Sur la place, Pablo était assis seul avec un morceau de pain rassis. Il n’y avait aucune trace de tante Consuelo.
Mateo accourut et le serra dans ses bras comme s’il retrouvait une partie de lui-même.
Ricardo était sans voix. « Mon Dieu… Daniela… vous êtes identiques. »
Daniela hocha la tête, partagée entre la peur et l’espoir.
« Où est tante Consuelo ? » demanda Mateo.
« Elle est allée à l’hôpital hier soir », répondit Pablo, les yeux gonflés. « Je ne sais pas quand elle reviendra. »
Ricardo s’accroupit devant le garçon. « As-tu cinq ans ? »
« Je crois bien. Ma tante Consuelo disait que j’étais née le jour où il y a des feux d’artifice dans le ciel. »
Daniela devint pâle.
« Mateo est né la veille du Nouvel An », murmura-t-elle.
Le monde sembla s’arrêter un instant. Puis, comme si quelqu’un avait fait tomber des dominos, tout se mit à s’effondrer.
Ils se rendirent à l’hôpital. Après quelques insistances, une employée des archives, Doña Guadalupe, retrouva le dossier de naissance. Il manquait des pages. Sur l’une d’elles, à peine visible, une inscription au crayon : « grossesse multiple ». Effacée. Comme si quelqu’un avait voulu effacer la vérité.
« Qui a bien pu toucher à ces fichiers ? » demanda Daniela.
« Sa famille proche… son mari… sa mère… sa belle-mère », répondit Doña Guadalupe.
Le nom de Doña Esperanza apparut comme une ombre.
Doña Esperanza : la belle-mère élégante, rigide et autoritaire. La même femme qui, ce jour-là à l’hôpital, a « aidé Daniela à remplir les papiers » pendant des heures alors qu’elle était inconsciente. La même femme qui prétendait toujours savoir ce qui était « le mieux pour la famille ».
Daniela sentit un frisson lui parcourir les veines.
Cet après-midi-là, sans prévenir, ils se rendirent chez Doña Esperanza. Une demeure dans un quartier luxueux, si parfaite qu’elle semblait conçue pour dissimuler ses défauts.
La porte s’ouvrit et le sourire de Doña Esperanza se figea lorsqu’elle vit Pablo.
Un instant, son visage se figea. Comme si elle voyait un fantôme.
« Qui est ce garçon ? » demanda-t-elle d’une voix trop aiguë.
« Maman, il faut qu’on parle », dit Ricardo. « C’est à propos de Mateo… et de Pablo. »

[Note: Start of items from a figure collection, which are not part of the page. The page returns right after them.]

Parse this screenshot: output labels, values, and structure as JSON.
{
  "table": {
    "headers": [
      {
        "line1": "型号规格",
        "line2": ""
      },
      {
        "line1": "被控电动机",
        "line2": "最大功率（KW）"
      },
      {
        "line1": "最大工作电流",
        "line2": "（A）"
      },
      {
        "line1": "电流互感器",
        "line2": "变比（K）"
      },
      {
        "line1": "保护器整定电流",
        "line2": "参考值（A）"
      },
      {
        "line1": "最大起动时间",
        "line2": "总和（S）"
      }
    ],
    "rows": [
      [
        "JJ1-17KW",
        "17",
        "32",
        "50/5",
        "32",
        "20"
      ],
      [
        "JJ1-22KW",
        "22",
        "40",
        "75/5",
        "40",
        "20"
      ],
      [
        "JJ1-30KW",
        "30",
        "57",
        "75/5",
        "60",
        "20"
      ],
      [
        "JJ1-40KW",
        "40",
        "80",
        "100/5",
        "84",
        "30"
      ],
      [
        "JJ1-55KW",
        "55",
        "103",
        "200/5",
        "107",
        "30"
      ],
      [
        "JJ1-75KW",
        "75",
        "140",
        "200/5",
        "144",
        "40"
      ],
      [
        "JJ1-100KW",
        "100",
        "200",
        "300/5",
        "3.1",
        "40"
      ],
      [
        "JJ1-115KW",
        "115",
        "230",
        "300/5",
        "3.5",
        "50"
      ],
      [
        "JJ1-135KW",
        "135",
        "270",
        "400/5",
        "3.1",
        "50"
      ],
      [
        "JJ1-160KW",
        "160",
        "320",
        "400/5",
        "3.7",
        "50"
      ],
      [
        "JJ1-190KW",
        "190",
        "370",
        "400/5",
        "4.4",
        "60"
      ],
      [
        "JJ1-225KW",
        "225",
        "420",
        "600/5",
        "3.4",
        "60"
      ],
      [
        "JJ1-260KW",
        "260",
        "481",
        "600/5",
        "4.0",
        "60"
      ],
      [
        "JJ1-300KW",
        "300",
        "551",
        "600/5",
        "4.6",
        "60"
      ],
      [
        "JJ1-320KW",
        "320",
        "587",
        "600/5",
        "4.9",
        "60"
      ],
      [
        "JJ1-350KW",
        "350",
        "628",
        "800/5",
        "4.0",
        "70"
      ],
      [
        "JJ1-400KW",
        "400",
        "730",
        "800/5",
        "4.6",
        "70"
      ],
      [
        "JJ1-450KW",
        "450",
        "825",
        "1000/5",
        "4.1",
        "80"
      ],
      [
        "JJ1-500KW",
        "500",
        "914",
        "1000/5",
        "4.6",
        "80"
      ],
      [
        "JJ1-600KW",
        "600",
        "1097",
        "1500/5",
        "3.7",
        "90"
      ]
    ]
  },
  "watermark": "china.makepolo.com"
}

Doña Esperanza tenta de le nier, mais lorsqu’elle vit les deux garçons ensemble, elle pâlit. Elle s’appuya contre l’encadrement de la porte.
« Des coïncidences », murmura-t-elle, sans conviction.
« Elles sont nées le même jour », a dit Daniela. « Dans le même hôpital. Elles ont la même marque. La même cicatrice sur le même doigt. »
Mateo tira sur la jupe de sa grand-mère. « Grand-mère… voici mon frère. Tu ne te souviens pas de lui ? »
Doña Esperanza le repoussa brusquement, comme si le mot « frère » la brûlait.
« Je ne sais pas de quoi vous parlez ! Ce garçon n’a rien à voir avec nous. »
Ricardo la suivit à l’intérieur. Daniela entra, suivie des enfants. Pablo contemplait les meubles comme s’ils venaient d’une autre planète.
« Dis-moi la vérité », a exigé Daniela. « Je suis sa mère. »
« Vous êtes la mère de Mateo ! » s’écria Doña Esperanza. « Uniquement celle de Mateo ! »
Et puis, le silence fut rompu. Comme si le secret pouvait enfin respirer.
Doña Esperanza s’est affalée sur le canapé et s’est couvert le visage.
« Je voulais juste les protéger », dit-elle, la voix brisée.
« Quoi donc ? » demanda Ricardo, tremblant de rage.
« L’accouchement a été compliqué… Daniela a perdu beaucoup de sang… elle est restée inconsciente pendant des heures. Les médecins ont dit qu’il y avait deux bébés. Mais l’un d’eux… avait des problèmes respiratoires. »
Daniela avait l’impression que le sol se dérobait sous ses pieds.
« Et qu’as-tu fait ? » murmura-t-elle, à bout de forces.
« Une infirmière m’a dit qu’il y avait une femme… Consuelo… qui pouvait s’occuper de lui. On m’a dit que c’était mieux ainsi. Tu étais jeune… pensais-je… »
« Ce n’était pas ta décision ! » s’écria Ricardo.